In the end, though, Godzilla
2000 joins the ranks of the other Godzilla films as being one designed for
the fans of the series…those who aren’t already aren’t likely to see
anything in this latest effort to warm them to it…but for those fans, this
represents a good entry into the library: a
film with all the flavors we know and love, but with some added technical marvel
that enhances, rather than detracts from, the goofy fun.
Oh, and Godzilla looks
great for over forty years in show business…wonder who does his scales?
Because of lack of film preservation, many Asian films
don’t look good. This one does.
CTS did a good with this quality anamorphic transfer.
The colors are vivid and natural looking, even in darker settings, and
images are quite sharp and clear and maintain good contrast throughout.
Aside from an occasional bit of noticeable grain on really dark images
and one or two spots on the print itself (again, much less than might normally
be expected), there are no complaints here.
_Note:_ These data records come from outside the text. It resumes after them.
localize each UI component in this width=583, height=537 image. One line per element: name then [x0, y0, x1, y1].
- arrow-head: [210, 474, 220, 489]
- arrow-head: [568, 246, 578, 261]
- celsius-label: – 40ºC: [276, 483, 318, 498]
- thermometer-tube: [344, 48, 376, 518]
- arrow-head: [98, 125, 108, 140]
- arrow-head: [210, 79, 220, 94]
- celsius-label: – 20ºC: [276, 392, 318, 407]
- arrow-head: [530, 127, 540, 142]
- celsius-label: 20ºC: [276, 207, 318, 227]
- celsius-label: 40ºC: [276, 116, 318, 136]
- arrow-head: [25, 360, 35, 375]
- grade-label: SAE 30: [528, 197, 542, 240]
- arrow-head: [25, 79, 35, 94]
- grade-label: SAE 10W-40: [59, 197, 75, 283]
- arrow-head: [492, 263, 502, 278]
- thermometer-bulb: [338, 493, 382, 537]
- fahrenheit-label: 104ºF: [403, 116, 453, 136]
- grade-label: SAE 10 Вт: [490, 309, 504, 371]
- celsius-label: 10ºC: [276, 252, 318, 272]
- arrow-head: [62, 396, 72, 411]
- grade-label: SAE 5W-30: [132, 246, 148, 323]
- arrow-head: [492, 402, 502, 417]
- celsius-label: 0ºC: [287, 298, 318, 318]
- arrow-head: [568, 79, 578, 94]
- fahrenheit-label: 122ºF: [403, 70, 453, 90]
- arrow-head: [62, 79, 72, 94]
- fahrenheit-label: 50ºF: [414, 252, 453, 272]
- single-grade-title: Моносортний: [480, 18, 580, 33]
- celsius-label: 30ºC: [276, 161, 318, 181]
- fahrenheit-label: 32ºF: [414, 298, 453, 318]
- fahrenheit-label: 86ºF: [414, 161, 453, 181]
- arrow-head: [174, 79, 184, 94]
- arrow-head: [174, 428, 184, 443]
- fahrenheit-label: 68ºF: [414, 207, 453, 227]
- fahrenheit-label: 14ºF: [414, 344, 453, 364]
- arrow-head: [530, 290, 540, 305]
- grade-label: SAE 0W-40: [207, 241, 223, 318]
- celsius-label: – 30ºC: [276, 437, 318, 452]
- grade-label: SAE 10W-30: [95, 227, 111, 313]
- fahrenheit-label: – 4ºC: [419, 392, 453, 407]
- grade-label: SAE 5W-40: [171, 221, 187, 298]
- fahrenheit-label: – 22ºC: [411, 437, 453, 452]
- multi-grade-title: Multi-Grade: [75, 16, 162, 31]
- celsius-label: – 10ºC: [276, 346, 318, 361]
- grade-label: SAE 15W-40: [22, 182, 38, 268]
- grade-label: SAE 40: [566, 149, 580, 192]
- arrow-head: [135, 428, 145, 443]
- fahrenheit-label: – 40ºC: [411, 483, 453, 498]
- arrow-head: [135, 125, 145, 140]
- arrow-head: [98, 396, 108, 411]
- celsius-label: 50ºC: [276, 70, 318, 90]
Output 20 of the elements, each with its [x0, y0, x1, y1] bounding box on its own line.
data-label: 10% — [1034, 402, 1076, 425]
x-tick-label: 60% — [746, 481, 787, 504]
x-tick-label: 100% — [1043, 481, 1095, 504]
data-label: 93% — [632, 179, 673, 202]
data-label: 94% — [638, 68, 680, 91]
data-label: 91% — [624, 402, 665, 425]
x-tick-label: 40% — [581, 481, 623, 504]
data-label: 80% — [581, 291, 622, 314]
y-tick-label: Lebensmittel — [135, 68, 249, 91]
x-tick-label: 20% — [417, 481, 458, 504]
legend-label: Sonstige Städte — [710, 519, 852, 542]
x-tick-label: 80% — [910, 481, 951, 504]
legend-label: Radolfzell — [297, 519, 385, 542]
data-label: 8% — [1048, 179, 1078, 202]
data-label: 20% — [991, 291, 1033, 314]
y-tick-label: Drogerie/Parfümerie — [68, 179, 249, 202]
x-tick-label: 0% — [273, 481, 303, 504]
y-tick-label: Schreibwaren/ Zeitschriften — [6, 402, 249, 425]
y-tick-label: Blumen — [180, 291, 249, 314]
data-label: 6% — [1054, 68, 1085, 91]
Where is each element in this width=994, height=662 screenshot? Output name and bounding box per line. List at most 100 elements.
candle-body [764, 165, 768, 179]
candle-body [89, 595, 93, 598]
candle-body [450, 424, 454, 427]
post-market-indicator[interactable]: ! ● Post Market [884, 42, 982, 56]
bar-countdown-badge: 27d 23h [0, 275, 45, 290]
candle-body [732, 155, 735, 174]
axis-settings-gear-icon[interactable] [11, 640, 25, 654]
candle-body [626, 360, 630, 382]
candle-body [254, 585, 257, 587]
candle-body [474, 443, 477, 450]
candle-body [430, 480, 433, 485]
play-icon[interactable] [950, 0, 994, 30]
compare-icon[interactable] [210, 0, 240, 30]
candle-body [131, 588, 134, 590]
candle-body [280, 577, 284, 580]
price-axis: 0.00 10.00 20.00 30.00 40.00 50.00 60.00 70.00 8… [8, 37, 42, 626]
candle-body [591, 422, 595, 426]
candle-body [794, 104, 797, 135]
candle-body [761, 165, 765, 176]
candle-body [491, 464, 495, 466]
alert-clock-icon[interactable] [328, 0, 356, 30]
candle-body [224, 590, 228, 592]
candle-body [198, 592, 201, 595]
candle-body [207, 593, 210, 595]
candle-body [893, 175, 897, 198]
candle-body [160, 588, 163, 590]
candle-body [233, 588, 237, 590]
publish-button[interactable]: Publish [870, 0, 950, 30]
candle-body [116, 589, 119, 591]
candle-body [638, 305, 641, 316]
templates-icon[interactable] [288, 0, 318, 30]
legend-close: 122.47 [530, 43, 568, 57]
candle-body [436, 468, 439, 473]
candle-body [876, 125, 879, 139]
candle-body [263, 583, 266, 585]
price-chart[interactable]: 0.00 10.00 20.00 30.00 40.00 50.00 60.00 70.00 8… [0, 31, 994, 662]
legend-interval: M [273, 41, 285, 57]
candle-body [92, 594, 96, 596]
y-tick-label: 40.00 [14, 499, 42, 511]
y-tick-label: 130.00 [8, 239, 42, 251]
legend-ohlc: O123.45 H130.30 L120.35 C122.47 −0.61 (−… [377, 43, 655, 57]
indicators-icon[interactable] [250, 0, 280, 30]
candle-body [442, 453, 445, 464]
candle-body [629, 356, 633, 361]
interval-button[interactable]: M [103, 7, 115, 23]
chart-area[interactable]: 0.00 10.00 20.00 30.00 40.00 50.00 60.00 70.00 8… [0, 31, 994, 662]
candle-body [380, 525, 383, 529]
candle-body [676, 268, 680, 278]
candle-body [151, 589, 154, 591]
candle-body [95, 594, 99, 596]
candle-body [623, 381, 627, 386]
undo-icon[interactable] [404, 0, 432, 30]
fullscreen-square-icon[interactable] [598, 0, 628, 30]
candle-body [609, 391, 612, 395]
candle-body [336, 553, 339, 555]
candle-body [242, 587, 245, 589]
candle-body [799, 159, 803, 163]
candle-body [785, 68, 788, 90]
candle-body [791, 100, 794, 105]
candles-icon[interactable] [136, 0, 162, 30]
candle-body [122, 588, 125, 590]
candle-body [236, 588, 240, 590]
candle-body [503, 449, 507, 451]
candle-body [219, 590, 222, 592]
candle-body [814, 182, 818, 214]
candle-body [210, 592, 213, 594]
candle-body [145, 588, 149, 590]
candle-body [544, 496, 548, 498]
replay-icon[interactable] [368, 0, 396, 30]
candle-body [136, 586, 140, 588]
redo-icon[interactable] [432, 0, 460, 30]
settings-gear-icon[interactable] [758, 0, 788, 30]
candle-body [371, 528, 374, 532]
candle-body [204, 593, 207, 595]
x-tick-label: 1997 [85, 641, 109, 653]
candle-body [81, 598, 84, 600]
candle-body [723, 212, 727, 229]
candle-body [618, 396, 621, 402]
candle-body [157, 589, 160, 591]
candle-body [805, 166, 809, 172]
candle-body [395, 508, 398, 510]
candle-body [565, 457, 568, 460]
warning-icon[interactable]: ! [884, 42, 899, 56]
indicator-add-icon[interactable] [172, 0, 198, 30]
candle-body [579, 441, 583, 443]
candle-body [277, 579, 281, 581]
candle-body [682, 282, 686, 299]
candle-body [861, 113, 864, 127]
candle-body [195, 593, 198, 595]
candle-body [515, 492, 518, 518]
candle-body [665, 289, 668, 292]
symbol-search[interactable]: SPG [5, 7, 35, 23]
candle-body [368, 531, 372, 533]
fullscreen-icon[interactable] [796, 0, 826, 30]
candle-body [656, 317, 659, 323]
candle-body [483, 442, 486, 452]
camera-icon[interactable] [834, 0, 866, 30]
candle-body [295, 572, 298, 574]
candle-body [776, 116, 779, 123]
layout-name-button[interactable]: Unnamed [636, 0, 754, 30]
The 5.1 mix included on this DVD is a potent one, with
surprising bits of dynamic range, including many explosions and crashes that
radiate through with startling loudness and clarity. There is modest but effective use of front to rear stage
crossover signals, particularly in the big event showdown at the end, as well as
other generous scenes of general chaos and destruction.
The musical score and Godzilla’s roars also sound extra-sweet.
Fans are going to be pleased all around at the efforts that went into
The commentary track, by the American release production
team, is an absolute treat for me. Being
a huge and long time fan of Asian cinema, I always wondered what the thought
processes were when it came to altering an Eastern film for mass Western
consumption, and these guys lay it all on the line, from the most subtle changes
to the most elaborate, as well as why each was done.
Thankfully, they were all big Godzilla fans, and knew not to trim the
awkward cheesy scenes that make these films what they are to the fans.
Their comments are detailed right down to the names of the actors in the
film AND those who looped their lines for the American release.
It was a real treat. There’s
also a couple of trailers, for this and for the recent American film version of Godzilla,
talent files on the director and Godzilla himself, including career fight
stats (29 wins, 10 losses, 12 ties for the curious) and a short but nice
behind-the-scenes look at the film. I’ve
always wanted to see the sets and the guy in the costume in action, and this was
my first opportunity.
Godzilla is still the undisputed king of monsters…with more than twenty films under his belt, don’t look for that to change just because we change millennia. Godzilla 2000 proves the big lizard still has plenty of fight left in him, and just enough well-packaged cheese, to keep his fans around the world looking to Tokyo for the next destruction party.